Nous avons, nous aussi, aujourd’hui, une exigence de démocratie à satisfaire. Nous devons redonner confiance en la chose publique. Montrer que le pouvoir peut être ni vain ni sale. Prouver que la démocratie peut se revivifier, que le Parlement peut redevenir un lieu de confrontation et d’élaboration collectives, que l’indépendance de la justice peut être strictement garantie, que le cumul des mandats peut être drastiquement limité. La démocratie est quelque chose qui vit toujours et qui doit revivre.
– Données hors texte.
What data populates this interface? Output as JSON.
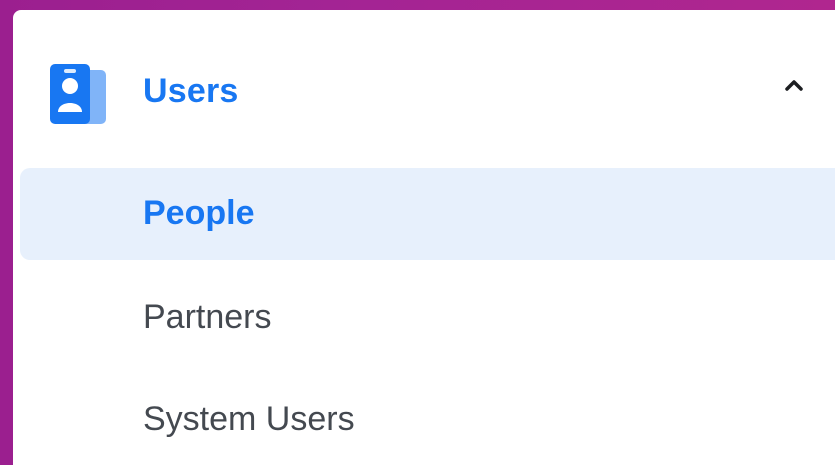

Le troisième de ces mots-clés, c’est la jeunesse. La jeunesse dont Pierre Mendès France fit toute sa vie une priorité et, en novembre 1954, à Lille, le thème de l’un de ses plus mémorables discours, affirmant notamment : « Un régime n’existe, un régime ne mérite d’exister et de durer, que s’il est capable de construire l’avenir, que s’il sait s’orienter dans le sens du progrès, que s’il répond aux besoins des générations qui montent. La question des rapports entre la jeunesse et l’Etat n’est pas, pour l’homme qui a une responsabilité politique, une question parmi d’autres – j’oserai dire que c’est la question, presque la seule, en tout cas, la plus grave, la plus décisive, car elle comprend toutes les autres. »

Nous devons, nous aussi, aujourd’hui, accorder une priorité absolue à la jeunesse. C'est-à-dire accorder la priorité à l’éducation et à la recherche, à la culture et au logement. C'est-à-dire lancer les emplois pour les jeunes dans le secteur public et associatif. C'est-à-dire réduire les déficits et donc la charge qui pèsera sur les générations futures. C'est-à-dire permettre l’inscription automatique des jeunes sur les listes électorale. Vous vous souvenez sans doute du mot d’ordre du parti socialiste pendant la récente campagne électorale : « changeons d’avenir ». C’est pour la jeunesse que nous devons le faire entrer dans les faits.

Devoir de vérité, exigence de démocratie, priorité à la jeunesse, ce sont trois idées qui témoignent de l’actualité éclatante de l’œuvre de Pierre Mendès France.

Ce sont ces mêmes idées que nous devons aujourd’hui défendre.

Telle est sans doute la meilleure façon de lui demeurer fidèle.